Not so fast, Jenkens & Gilchrist

This NY Times article reports on a scrape that Dallas-based law firm Jenkens & Gilchrist got into with a New York judge over an unauthorized letter that the firm recently sent to clients who bought tax shelters that the firm promoted. Here are earlier posts on Jenkens & Gilchrist’s tax shelter-related problems.
Jenkens & Gilchrist agreed in March to pay $75 million in settlement of a class-action lawsuit that had been brought on behalf of over 1,100 clients of the firm who had bought the disputed tax shelters. The settlement included some provisions for protecting the clients’ identities in court records that would be available to the general public.
However, in a letter that Jenkens & Gilchrist sent to its clients on May 28, the law firm offered the opportunity to stay completely out of the public record of the case by accepting just $100 from the firm rather than each client’s share in the $75 million settlement.
That offer went over about as well as a fart in church with the judge in the class action case. U.S. District Judge Shira A. Scheindlin sent a rather unusual letter of her own yesterday to the 1,100 Jenkens & Gilchrest clients instructing them that they should ignore the Jenkens & Gilchrest letter because she had not approved it as part of the settlement.

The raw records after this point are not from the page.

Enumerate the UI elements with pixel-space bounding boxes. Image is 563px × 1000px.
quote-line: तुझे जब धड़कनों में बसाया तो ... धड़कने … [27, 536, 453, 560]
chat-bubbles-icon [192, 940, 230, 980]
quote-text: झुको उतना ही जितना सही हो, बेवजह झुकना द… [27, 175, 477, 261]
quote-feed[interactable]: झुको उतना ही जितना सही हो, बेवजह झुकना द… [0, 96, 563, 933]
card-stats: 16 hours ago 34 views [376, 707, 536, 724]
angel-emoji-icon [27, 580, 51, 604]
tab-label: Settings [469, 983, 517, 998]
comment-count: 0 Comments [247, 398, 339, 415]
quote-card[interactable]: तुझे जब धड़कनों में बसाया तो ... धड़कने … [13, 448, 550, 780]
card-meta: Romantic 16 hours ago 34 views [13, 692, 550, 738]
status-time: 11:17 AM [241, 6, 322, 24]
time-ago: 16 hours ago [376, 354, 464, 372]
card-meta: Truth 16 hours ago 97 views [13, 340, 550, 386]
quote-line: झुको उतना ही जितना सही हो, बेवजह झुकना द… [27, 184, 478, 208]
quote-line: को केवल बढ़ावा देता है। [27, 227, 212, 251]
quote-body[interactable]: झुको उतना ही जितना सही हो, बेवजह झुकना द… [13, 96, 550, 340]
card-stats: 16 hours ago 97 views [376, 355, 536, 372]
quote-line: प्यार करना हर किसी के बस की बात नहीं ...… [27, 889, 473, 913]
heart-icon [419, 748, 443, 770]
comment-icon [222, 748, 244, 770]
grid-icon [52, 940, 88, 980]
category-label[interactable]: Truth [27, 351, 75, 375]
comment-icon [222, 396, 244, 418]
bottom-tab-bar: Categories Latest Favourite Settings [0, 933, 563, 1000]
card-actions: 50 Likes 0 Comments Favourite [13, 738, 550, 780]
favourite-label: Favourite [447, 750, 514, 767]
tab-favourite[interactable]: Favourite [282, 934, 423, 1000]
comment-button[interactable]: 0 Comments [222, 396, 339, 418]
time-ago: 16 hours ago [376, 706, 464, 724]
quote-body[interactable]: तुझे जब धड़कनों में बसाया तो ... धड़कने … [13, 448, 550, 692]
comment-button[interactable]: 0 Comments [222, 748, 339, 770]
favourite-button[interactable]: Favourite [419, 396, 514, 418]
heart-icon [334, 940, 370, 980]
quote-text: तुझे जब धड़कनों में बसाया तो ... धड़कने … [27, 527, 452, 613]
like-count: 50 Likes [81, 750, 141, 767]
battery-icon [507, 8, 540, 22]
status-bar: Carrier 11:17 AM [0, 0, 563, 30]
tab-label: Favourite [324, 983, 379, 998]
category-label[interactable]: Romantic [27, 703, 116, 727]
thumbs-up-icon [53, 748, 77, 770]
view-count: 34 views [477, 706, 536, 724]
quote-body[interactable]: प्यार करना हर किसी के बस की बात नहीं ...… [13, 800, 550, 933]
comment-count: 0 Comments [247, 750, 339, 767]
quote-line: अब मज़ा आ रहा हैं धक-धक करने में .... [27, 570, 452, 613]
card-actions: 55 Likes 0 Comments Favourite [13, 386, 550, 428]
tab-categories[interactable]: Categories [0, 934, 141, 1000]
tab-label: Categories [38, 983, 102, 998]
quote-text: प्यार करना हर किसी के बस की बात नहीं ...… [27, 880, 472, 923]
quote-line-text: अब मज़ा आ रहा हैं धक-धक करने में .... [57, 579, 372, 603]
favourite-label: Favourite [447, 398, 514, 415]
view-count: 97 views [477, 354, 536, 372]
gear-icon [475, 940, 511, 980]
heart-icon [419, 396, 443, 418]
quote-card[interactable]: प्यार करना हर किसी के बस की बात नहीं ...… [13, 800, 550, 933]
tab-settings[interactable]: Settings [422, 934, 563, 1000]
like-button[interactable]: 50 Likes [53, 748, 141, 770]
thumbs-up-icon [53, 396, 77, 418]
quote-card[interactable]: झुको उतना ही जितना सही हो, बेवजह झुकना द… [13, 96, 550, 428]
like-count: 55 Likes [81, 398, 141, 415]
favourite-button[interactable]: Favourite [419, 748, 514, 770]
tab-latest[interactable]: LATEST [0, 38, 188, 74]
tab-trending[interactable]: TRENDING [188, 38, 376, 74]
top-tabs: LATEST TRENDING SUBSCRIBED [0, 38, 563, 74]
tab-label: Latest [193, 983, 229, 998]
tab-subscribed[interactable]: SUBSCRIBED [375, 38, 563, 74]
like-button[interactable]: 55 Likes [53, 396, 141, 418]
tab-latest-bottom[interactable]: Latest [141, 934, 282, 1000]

A lawyer representing Jenkens & Gilchrist said yesterday that the firm had withdrawn the offer to its clients contained in the letter and that the whole affair had been a big misunderstanding.
I guess so.
However, none of these machinations over the proposed class settlement will hide the Jenkens & Gilchrist clients’ identities from the Internal Revenue Service. In May, U.S. District Judge James Moran ordered the firm to turn over the names of all its tax shelter clients to the I.R.S.